Mais si la foule ne comprenait pas le stoïcisme, celui-ci montrait bien le même aveuglement, il ne discernait pas la force qui entraînait les masses populaires vers un nouvel idéal ; il ne croyait assister qu’à une dispute entre sectes judaïques[2]. Cette aristocratie de la pensée méprisait l’ignorance, dédaignait les passions, les enthousiasmes et les haines, elle ne savait point descendre dans le peuple, et c’est à juste titre que celui-ci ne la distinguait pas de la tourbe des jouisseurs ; pour autant qu’ils ne s’ignoraient point, stoïcisme et christianisme se détestaient. Combien s’écoulèrent de siècles avant que fût possible une synthèse entre des éléments si divers et que la raison éclairée considérât l’humanité entière comme véhicule !

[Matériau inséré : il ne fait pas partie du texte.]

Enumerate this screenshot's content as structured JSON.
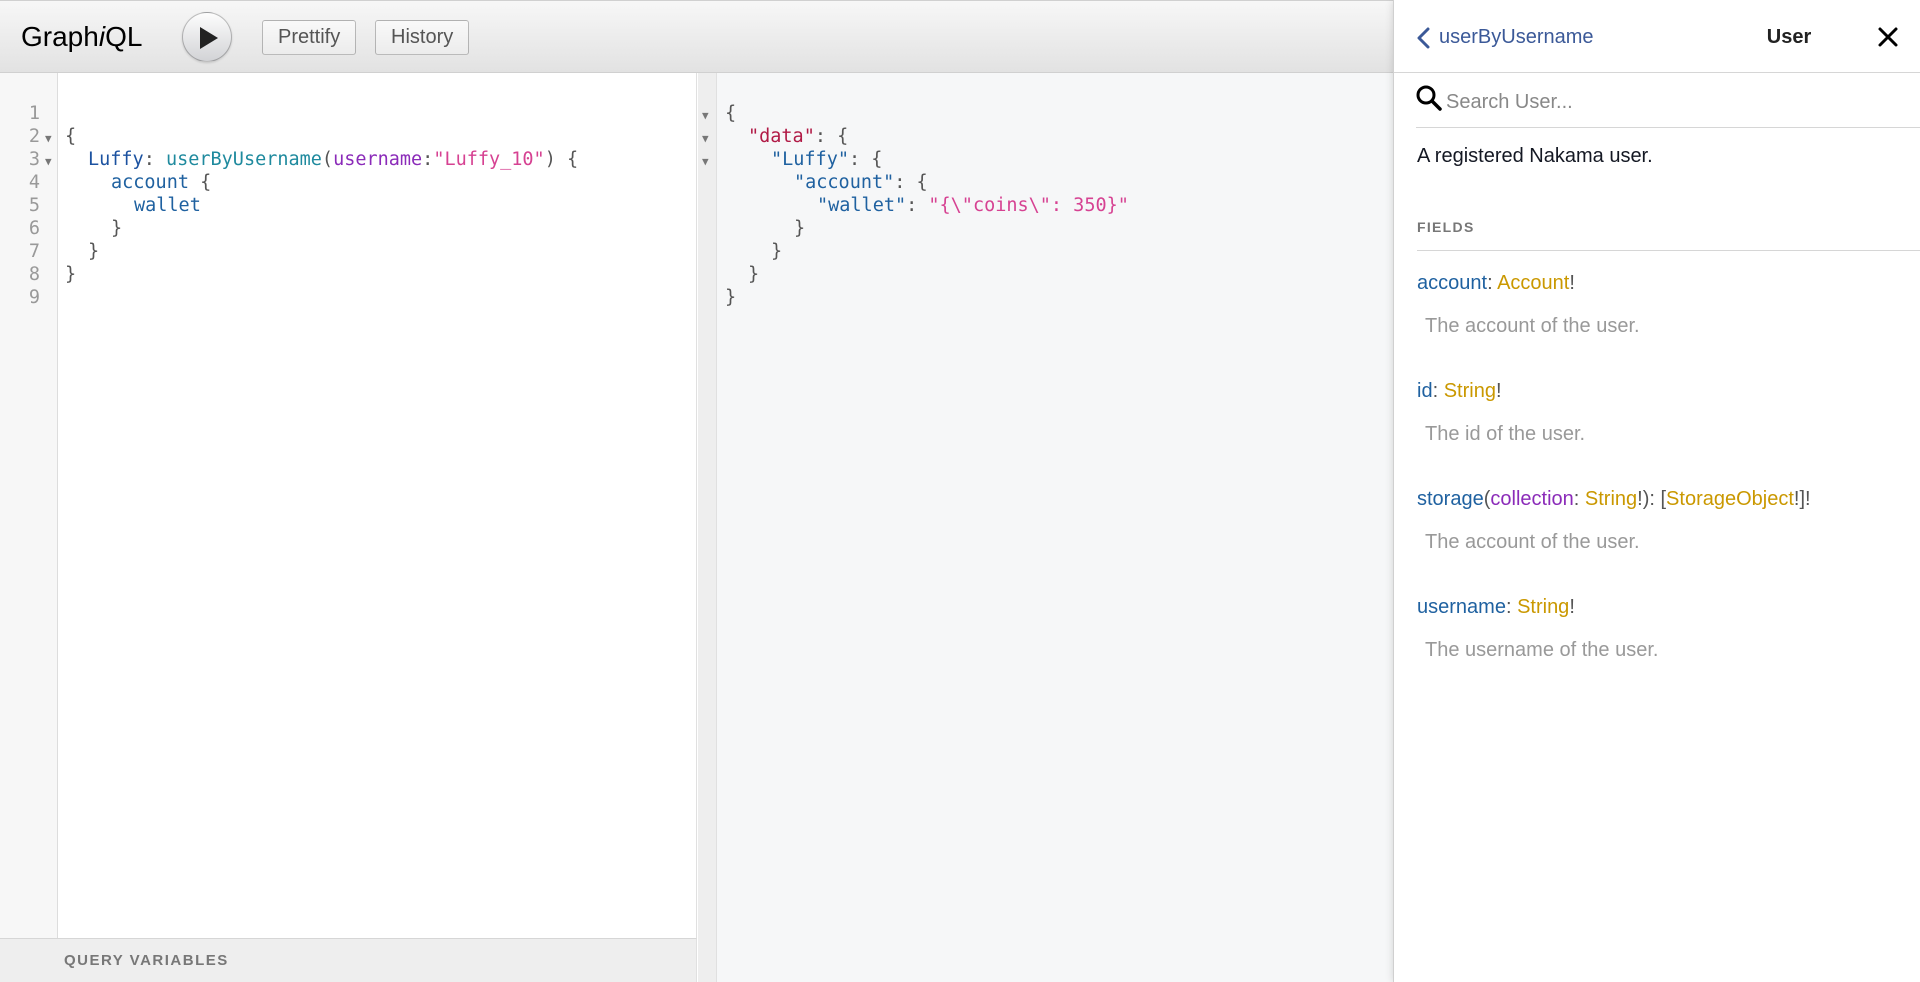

Le christianisme, sous ses diverses formes, et notamment celle qui, après avoir triomphé, prit le nom d’orthodoxie, continua donc de se propager dans les masses profondes des nations réunies sous le pouvoir de Rome. A mesure que l’unité semble se faire plus solide par l’achèvement des rayons routiers entre Rome et tous les points stratégiques du pourtour de l’empire, à mesure que le nombre des citoyens s’accroît, au point d’englober, dès le commencement du IIIe siècle, tous les hommes libres, le désordre moral produit par la différence des cultes, des idées, des ambitions se généralise dans toutes les parties du monde romain. Le pouvoir central, représenté par l’empereur, ne peut donc plus s’appuyer sur le consentement universel des sujets, ceux-ci sont désormais divisés en nations et en classes qui s’entre-haïssent : pour les maintenir en troupeau docile, il faut se servir de l’armée comme principal instrument du règne. Peu d’années après le gouvernement pacifique des Antonins, Septime Sévère, victorieux de deux puissants compétiteurs, profita de ses victoires pour réorganiser complètement l’armée en constituant un corps de prétoriens choisis parmi toutes les légions et principalement parmi celles qui avaient tenu garnison dans les provinces orientales de l’empire : les noms transmis indiquent surtout cette origine[3].

Évidemment Septime Sévère avait constitué une force militaire sur

  1. Jules Baissac, Le Dieu sémite et le Dieu aryen, Société nouvelle, mai 1898.
  2. Anatole France, Sur la Pierre blanche.
  3. Leopold von Ranke, Weltgeschichte, IIIer Teil, Erste Abteilung, p. 367.